In the COT report (Commitment of Traders) for November 14, there was a decrease in long positions and an increase in short positions, but this did not particularly change the balance of power. Pressure on the pound is gradually decreasing, which is not surprising, as inflation in the UK and the US is rapidly falling, and the chances of the Bank of England continuing to raise interest rates are practically zero. This helps risky assets and weakens the position of the US dollar. The November protocol of the Federal Reserve meeting may clarify everything, leading to another wave of strengthening the British pound and consolidation at monthly highs. The more talk there is about the possibility that interest rates in the US may remain unchanged in December of this year, the stronger the pressure on the US dollar and the more expensive the pound will become. In the last COT report, it is stated that long non-commercial positions decreased by 4,735 to the level of 52,797, while short non-commercial positions increased by 6,743 to the level of 80,527. As a result, the spread between long and short positions decreased by 190. The weekly closing price increased and amounted to 1.2503 against 1.2298.Indicator signals:
Moving Averages
Trading is conducted above the 30 and 50-day moving averages, indicating further pair growth.
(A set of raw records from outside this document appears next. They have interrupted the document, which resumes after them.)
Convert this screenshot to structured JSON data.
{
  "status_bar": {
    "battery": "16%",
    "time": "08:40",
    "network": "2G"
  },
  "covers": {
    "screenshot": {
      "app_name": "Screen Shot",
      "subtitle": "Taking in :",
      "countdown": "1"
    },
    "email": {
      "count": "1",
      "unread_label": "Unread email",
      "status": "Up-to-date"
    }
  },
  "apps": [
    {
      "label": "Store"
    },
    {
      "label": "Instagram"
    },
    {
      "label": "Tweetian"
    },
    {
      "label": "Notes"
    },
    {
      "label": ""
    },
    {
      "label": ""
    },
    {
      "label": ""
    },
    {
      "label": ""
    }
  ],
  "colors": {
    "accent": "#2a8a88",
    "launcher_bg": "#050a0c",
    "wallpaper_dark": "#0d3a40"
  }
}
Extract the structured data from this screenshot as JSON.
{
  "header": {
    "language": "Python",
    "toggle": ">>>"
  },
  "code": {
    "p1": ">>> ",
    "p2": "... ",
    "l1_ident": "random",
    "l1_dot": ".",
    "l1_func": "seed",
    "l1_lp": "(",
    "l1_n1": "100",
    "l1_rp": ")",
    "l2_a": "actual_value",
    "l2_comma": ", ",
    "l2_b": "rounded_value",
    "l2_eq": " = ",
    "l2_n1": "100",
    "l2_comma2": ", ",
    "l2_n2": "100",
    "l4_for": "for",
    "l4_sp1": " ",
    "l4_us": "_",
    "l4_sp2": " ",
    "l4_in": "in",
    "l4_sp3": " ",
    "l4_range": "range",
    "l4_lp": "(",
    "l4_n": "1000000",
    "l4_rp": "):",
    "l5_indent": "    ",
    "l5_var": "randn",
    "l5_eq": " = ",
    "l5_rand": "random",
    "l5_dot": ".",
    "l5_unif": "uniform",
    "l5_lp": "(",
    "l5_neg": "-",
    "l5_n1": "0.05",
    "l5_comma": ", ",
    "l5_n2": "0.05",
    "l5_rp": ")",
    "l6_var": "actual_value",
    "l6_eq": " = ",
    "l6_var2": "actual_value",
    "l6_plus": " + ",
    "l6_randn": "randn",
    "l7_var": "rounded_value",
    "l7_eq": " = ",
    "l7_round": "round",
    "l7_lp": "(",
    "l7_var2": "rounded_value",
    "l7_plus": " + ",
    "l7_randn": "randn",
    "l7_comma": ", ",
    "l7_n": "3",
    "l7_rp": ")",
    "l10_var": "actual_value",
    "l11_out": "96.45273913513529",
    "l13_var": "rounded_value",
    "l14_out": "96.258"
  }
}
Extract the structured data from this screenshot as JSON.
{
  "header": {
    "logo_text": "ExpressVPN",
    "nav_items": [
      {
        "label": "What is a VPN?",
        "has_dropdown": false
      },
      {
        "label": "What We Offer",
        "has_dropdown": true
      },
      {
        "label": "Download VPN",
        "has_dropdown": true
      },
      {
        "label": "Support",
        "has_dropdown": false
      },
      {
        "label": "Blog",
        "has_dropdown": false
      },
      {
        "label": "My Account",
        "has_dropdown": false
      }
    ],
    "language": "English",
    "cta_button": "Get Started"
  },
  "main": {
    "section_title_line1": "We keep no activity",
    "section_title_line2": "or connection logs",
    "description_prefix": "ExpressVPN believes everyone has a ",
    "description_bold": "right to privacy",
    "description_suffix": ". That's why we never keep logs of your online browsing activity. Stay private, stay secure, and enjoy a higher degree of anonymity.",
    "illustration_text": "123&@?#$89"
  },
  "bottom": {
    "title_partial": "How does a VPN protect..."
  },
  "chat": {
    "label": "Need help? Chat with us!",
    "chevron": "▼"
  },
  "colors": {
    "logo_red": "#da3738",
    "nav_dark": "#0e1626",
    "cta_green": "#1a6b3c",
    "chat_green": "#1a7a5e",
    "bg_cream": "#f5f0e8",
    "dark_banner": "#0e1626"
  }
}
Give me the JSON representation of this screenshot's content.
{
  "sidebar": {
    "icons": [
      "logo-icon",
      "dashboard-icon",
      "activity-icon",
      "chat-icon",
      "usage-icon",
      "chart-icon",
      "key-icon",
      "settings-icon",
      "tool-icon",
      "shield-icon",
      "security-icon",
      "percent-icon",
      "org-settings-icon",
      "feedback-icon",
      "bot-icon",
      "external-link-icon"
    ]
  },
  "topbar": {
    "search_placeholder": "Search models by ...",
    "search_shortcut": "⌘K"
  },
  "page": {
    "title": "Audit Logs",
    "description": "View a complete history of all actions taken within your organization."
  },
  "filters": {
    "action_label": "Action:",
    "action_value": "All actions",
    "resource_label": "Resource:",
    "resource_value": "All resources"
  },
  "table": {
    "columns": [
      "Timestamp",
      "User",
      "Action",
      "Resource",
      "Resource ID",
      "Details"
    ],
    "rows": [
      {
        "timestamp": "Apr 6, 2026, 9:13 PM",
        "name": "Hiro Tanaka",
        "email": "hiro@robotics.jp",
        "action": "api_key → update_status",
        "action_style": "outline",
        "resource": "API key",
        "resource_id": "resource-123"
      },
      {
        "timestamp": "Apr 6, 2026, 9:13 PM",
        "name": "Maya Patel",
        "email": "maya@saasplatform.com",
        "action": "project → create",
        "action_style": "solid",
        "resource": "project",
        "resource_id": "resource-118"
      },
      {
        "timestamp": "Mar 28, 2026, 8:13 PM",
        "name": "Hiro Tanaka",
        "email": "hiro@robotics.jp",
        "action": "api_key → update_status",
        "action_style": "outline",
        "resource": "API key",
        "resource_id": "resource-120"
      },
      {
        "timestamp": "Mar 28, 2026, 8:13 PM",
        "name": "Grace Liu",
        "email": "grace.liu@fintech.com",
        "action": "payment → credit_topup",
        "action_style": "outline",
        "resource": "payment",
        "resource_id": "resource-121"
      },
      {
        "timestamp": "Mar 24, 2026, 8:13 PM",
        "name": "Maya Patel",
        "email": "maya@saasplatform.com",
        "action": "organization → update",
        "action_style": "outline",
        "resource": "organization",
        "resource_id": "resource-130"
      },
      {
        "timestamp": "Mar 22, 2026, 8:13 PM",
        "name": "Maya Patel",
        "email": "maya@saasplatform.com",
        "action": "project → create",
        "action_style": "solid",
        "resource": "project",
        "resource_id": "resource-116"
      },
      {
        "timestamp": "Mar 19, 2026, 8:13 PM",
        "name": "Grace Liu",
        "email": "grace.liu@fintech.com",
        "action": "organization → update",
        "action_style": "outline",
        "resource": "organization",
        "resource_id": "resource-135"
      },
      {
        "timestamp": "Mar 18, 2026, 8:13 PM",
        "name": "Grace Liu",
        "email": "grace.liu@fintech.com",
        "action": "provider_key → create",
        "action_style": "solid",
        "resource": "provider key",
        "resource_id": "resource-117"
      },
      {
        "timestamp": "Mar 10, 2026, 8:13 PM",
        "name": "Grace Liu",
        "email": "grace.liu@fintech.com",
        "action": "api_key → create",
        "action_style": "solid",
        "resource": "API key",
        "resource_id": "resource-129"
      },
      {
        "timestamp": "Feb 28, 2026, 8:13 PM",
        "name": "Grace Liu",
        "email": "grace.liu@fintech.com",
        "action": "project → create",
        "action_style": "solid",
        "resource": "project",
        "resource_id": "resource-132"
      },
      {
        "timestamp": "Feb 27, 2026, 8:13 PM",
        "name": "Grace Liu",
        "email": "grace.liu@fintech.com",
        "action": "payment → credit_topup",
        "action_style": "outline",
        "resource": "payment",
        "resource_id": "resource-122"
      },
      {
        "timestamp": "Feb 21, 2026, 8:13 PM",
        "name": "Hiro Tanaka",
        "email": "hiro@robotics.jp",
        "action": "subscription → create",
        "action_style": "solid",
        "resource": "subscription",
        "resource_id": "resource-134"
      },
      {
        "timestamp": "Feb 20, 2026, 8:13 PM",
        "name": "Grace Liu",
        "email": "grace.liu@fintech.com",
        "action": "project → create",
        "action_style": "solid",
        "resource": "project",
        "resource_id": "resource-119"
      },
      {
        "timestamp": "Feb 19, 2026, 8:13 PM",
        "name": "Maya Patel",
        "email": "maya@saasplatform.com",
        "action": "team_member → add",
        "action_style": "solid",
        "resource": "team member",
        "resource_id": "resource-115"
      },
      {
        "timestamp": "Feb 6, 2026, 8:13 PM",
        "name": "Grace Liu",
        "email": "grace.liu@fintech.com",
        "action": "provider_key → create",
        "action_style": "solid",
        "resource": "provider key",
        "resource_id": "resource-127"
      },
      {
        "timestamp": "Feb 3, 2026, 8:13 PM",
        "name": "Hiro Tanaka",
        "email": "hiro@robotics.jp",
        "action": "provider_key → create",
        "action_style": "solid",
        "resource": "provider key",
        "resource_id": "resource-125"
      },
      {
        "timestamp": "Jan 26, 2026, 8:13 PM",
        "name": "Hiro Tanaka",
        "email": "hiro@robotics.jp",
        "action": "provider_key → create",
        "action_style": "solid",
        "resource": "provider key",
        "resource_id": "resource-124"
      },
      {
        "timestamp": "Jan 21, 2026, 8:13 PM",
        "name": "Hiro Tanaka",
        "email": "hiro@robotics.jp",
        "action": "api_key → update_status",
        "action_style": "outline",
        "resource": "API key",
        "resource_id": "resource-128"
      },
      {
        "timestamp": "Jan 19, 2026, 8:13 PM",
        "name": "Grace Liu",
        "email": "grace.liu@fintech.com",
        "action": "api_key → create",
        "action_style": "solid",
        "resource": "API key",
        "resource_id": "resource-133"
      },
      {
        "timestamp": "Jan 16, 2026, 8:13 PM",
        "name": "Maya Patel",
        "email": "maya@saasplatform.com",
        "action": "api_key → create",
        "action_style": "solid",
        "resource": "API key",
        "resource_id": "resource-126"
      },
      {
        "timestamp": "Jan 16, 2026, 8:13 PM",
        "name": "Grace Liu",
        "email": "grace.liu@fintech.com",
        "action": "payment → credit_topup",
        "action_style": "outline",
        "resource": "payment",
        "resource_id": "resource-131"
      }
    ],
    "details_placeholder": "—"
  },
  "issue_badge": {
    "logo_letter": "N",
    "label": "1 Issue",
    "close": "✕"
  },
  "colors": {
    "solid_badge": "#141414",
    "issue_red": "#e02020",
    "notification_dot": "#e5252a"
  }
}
Note: The author considers the period and prices of moving averages on the hourly chart H1 and differs from the general definition of classic daily moving averages on the daily chart D1.
Bollinger Bands
In case of a decline, the lower boundary of the indicator, around 1.2503, will act as support.
Description of Indicators:
- Moving Average (50-day, yellow on the chart, determines the current trend by smoothing volatility and noise). Period 50. Marked on the chart in yellow.
- Moving Average (30-day, green on the chart, determines the current trend by smoothing volatility and noise). Period 30. Marked on the chart in green.
- MACD indicator (12, 26, 9).
- Bollinger Bands (20).
- Non-commercial traders - speculators, such as individual traders, hedge funds, and large institutions using the futures market for speculative purposes and meeting certain requirements.
- Long non-commercial positions represent the total long open position of non-commercial traders.
- Short non-commercial positions represent the total short open positions of non-commercial traders.
- The total non-commercial net position differs between non-commercial long and short positions.